Bertolt Brecht
Der Geierbaum
Viele Tage hatte der Baum die Winterstürme ausgehalten und war in langer Dämmerung unter dem Schnee zusammengekauert dagekniet; da wurde es Frühjahr, und die Geier kamen. Und der Baum kämpfte mit ihnen vom Hahnenschrei bis zur Mitternacht. Die Geier, die den Himmel verdunkelten, stürzten sich auf den einsamen Baum mit solcher Wucht, daß er zitternd im Grasgrund seine Wurzeln spürte, und es waren ihrer soviele, daß er stundenlang die Sonne nicht sah. Sie zerfetzten das Gezwirn seiner Äste und zerhackten seine Knospen und rissen an seinem Haar, und der Baum kniete gebückt und verzweifelt im Ackergrund, wehrte sich nicht gegen den Himmel, sondern stemmte sich nur fest gegen die Erde. Da wurden die Geier müde. Sie zogen weitere Kreise in der Luft, bevor sie sich auf ihren Feind stürzten, und zitterten mit den Flügeln. Gegen Mitternacht bemerkte der Baum, daß sie besiegt waren. Er war unsterblich, und sie sahen es mit Grauen. Sie hatten sich alle Mühe gegeben, ihn auszurotten, aber ihm war es gleichgültig gewesen, und er war wohl noch eingeschlafen gegen Abend zu.

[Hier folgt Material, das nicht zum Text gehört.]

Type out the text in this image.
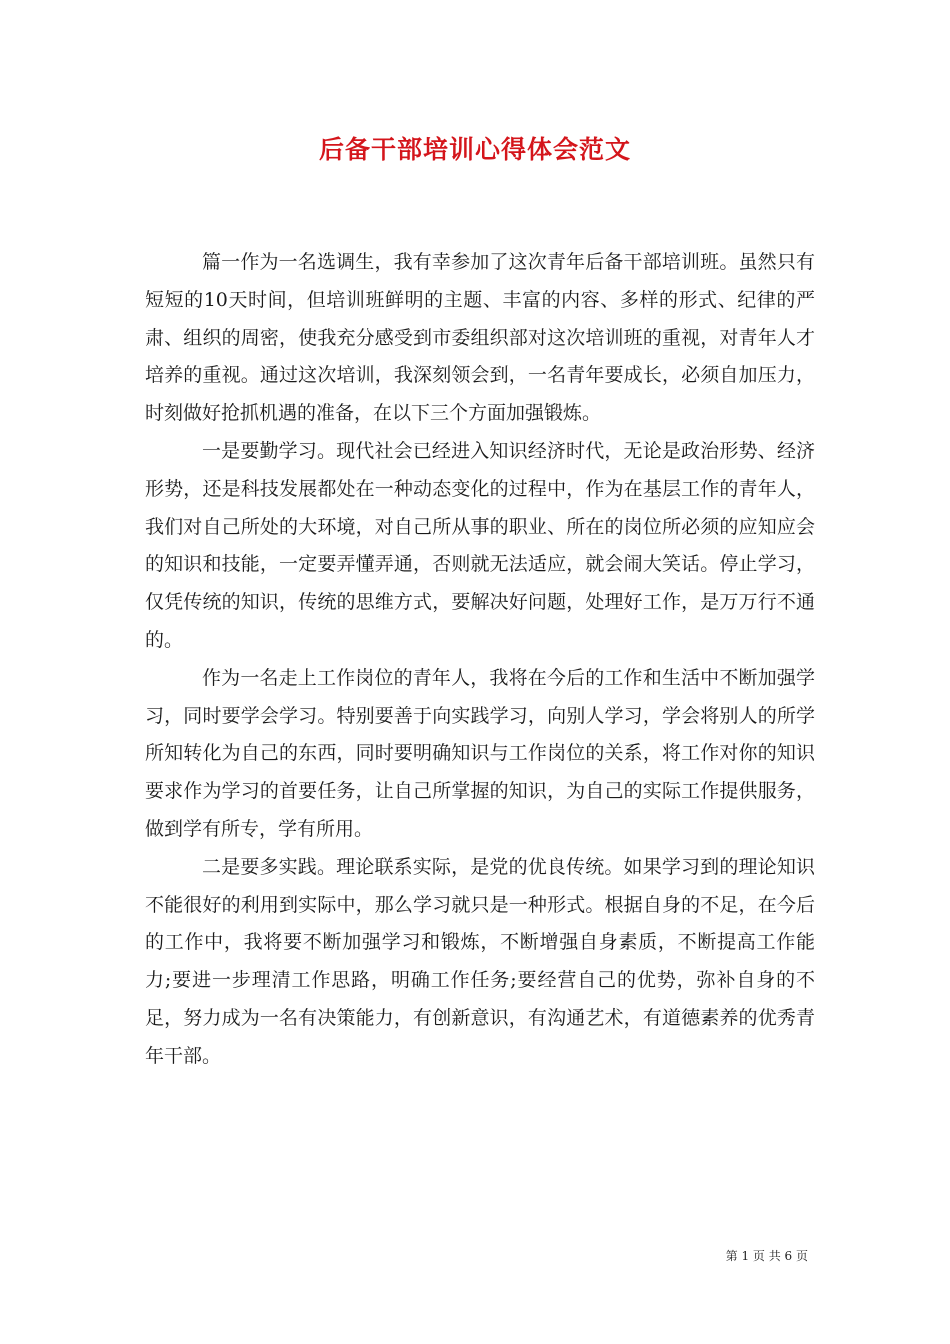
后备干部培训心得体会范文

篇一作为一名选调生，我有幸参加了这次青年后备干部培训班。虽然只有短短的10天时间，但培训班鲜明的主题、丰富的内容、多样的形式、纪律的严肃、组织的周密，使我充分感受到市委组织部对这次培训班的重视，对青年人才培养的重视。通过这次培训，我深刻领会到，一名青年要成长，必须自加压力，时刻做好抢抓机遇的准备，在以下三个方面加强锻炼。

一是要勤学习。现代社会已经进入知识经济时代，无论是政治形势、经济形势，还是科技发展都处在一种动态变化的过程中，作为在基层工作的青年人，我们对自己所处的大环境，对自己所从事的职业、所在的岗位所必须的应知应会的知识和技能，一定要弄懂弄通，否则就无法适应，就会闹大笑话。停止学习，仅凭传统的知识，传统的思维方式，要解决好问题，处理好工作，是万万行不通的。

作为一名走上工作岗位的青年人，我将在今后的工作和生活中不断加强学习，同时要学会学习。特别要善于向实践学习，向别人学习，学会将别人的所学所知转化为自己的东西，同时要明确知识与工作岗位的关系，将工作对你的知识要求作为学习的首要任务，让自己所掌握的知识，为自己的实际工作提供服务，做到学有所专，学有所用。

二是要多实践。理论联系实际，是党的优良传统。如果学习到的理论知识不能很好的利用到实际中，那么学习就只是一种形式。根据自身的不足，在今后的工作中，我将要不断加强学习和锻炼，不断增强自身素质，不断提高工作能力;要进一步理清工作思路，明确工作任务;要经营自己的优势，弥补自身的不足，努力成为一名有决策能力，有创新意识，有沟通艺术，有道德素养的优秀青年干部。

第 1 页 共 6 页
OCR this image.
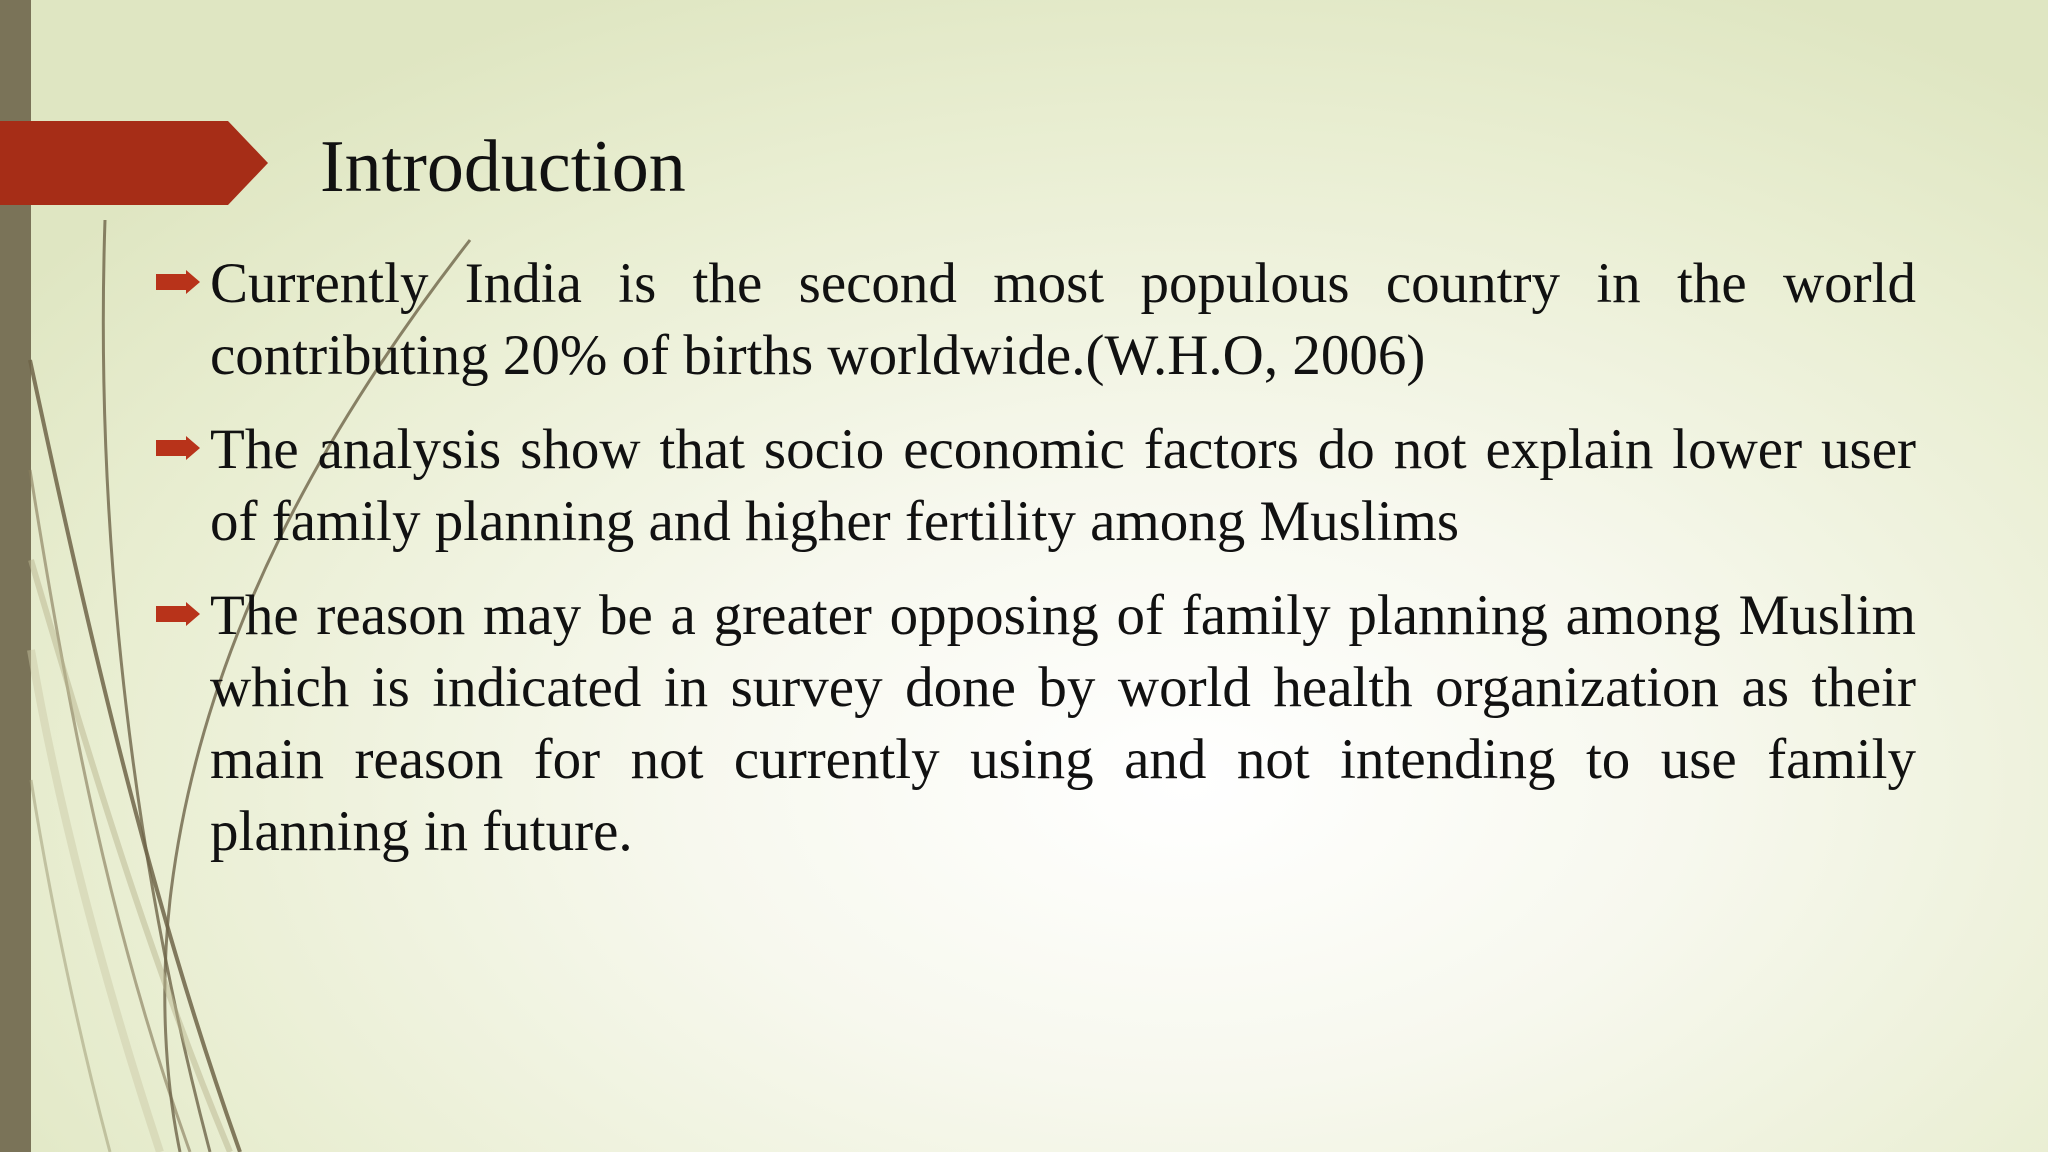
Introduction
Currently India is the second most populous country in the world contributing 20% of births worldwide.(W.H.O, 2006)
The analysis show that socio economic factors do not explain lower user of family planning and higher fertility among Muslims
The reason may be a greater opposing of family planning among Muslim which is indicated in survey done by world health organization as their main reason for not currently using and not intending to use family planning in future.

Aber gegen Mitternacht sahen sie, daß er zu blühen begann. Heute wollte er mit dem Blühen anfangen, zerhackt und zerzaust, verwahrlost und blutend; denn es war Frühjahr, und der Winter war abgestorben. Im Sternenlicht schwebten die Geier, mit stumpfen Krallen und zerfetzten Flügeln, und müde ließen sie sich nieder auf dem Baum, den sie nicht besiegt hatten. Der Baum zitterte unter der schweren Last. Von der Mitternacht nur bis zum Hahnenschrei saßen die Geier auf ihm und hielten, kummervoll stöhnend im Schlaf, mit ehernen Krallen seine blühenden Zweige umfaßt; denn sie träumten, der Baum sei unsterblich.
Aber in der Frühe flogen sie mit schweren Flügelschlägen auf, und in dem milden Licht der Dämmerung erblickten sie aus der Höhe den Baum wie einen gespenstigen Spuk, schwarz und verdorrt: Er war nachts gestorben.